Throughout my life, I struggled to find people I could identify with – finding out I was an INFJ answered some of those questions. There are not many INFJs out there. The INFJ is the rarest personality type. The INFJ personality makes up less than 1% of the population. This explains why I have often felt misunderstood and isolated.

As with every personality, there are positives and negatives. My personality and my C-PTSD seem to intermesh. I am not sure if this a good thing. I also wonder how much my childhood informed my personality. I tend to take things to the max – no half measures.

“Advocates may see helping others as their purpose in life. They are troubled by injustice, and they typically care more about altruism than personal gain. As a result, Advocates tend to step in when they see someone facing unfairness or hardship. Many people with this personality type also aspire to fix society’s deeper problems, in the hope that unfairness and hardship can become things of the past.”

16personalities.com

I am deeply troubled by injustice. I will pursue any injustice regardless of the cost to myself or to my career. I will fight an injustice for another even if they do not want to fight for it themselves. The slightest injustice will trouble me. I find this a personality flaw, not necessarily a strength. I am often told to pick my battles – I will fight them all. I think this is a combination of being an INFJ and having C-PTSD. When I finish my C-PTSD journey, it will be interesting to see if I am still an INFJ.

There are some strong negatives with the personality. There is something called the INFJ Door Slam. When this happens, an INFJ completely cuts someone out of their life. It can be a very sudden thing but long in coming. An INFJ will continue to tolerate abuse or other emotional hurt, hoping things will change or trying to change the circumstance to stop the hurt. Most INFJs will have a high tolerance but at some point, an accumulation of hurt will reach a point – then without warning, the INFJ will slam the door.

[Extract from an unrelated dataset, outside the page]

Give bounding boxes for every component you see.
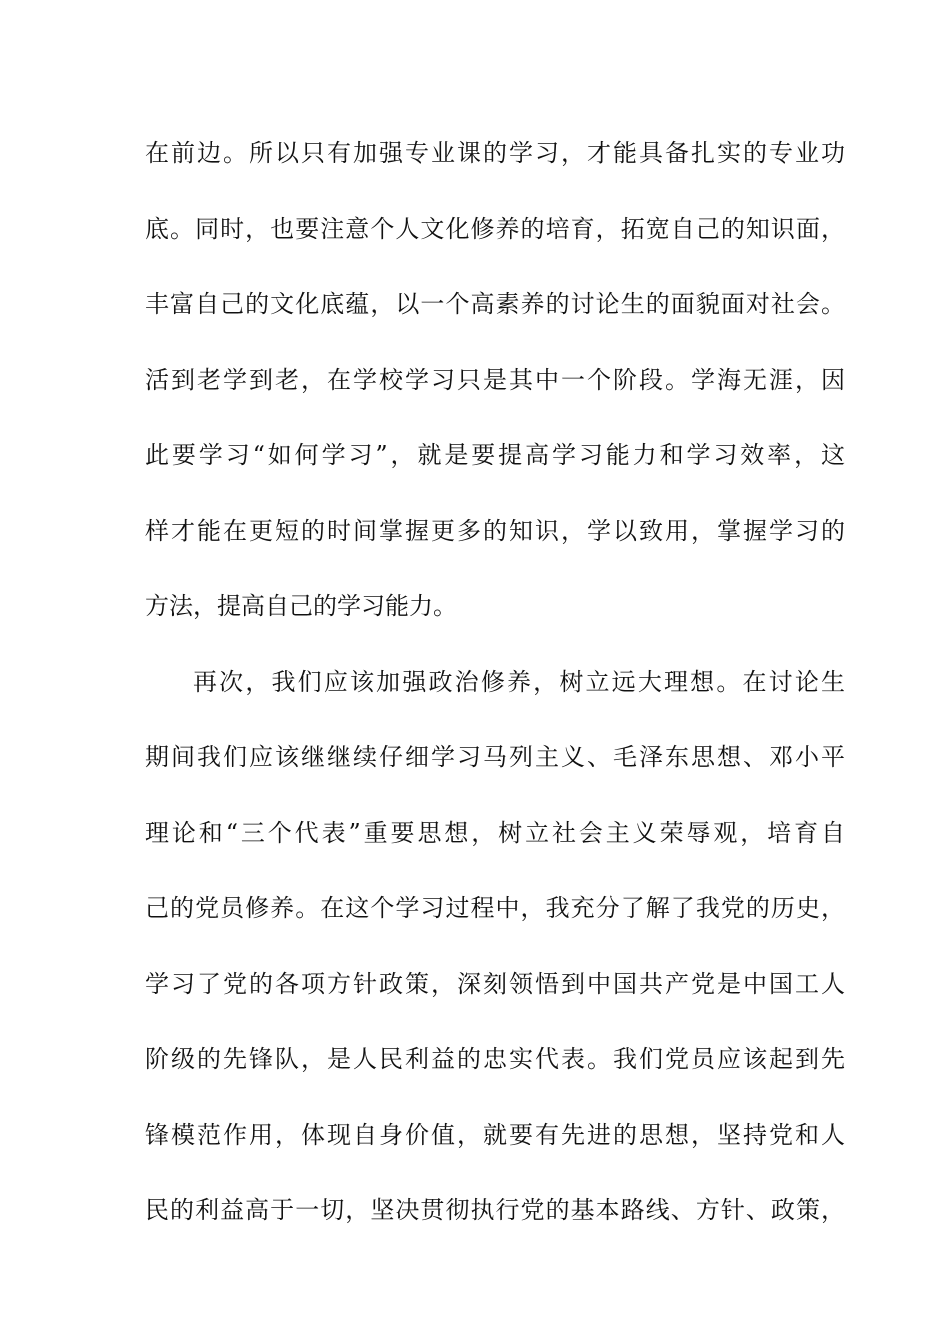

Emotionally, the INFJ no longer cares about the person. They will walk away for the other completely and never look back. This is done as a defense mechanism in order to stop the emotional pain. INFJs can be incredibly sensitive – more so than most other personality types. We need emotional support, harmony, and a healthy relationship. Slamming the door is a last resort but necessary for the survival of the INFJ. Once the door is slammed, it is normally permeant. Rarely if ever is the door opened again.

INFJs tend to attract the wrong person. We tend to attract emotionally needy people, narcist, or other toxic people. Why? Because we have a driving need to help others. INFJs tend to see what people can be. We see their potential and try to make them into what we know they can be. This is not always a healthy foundation for a relationship.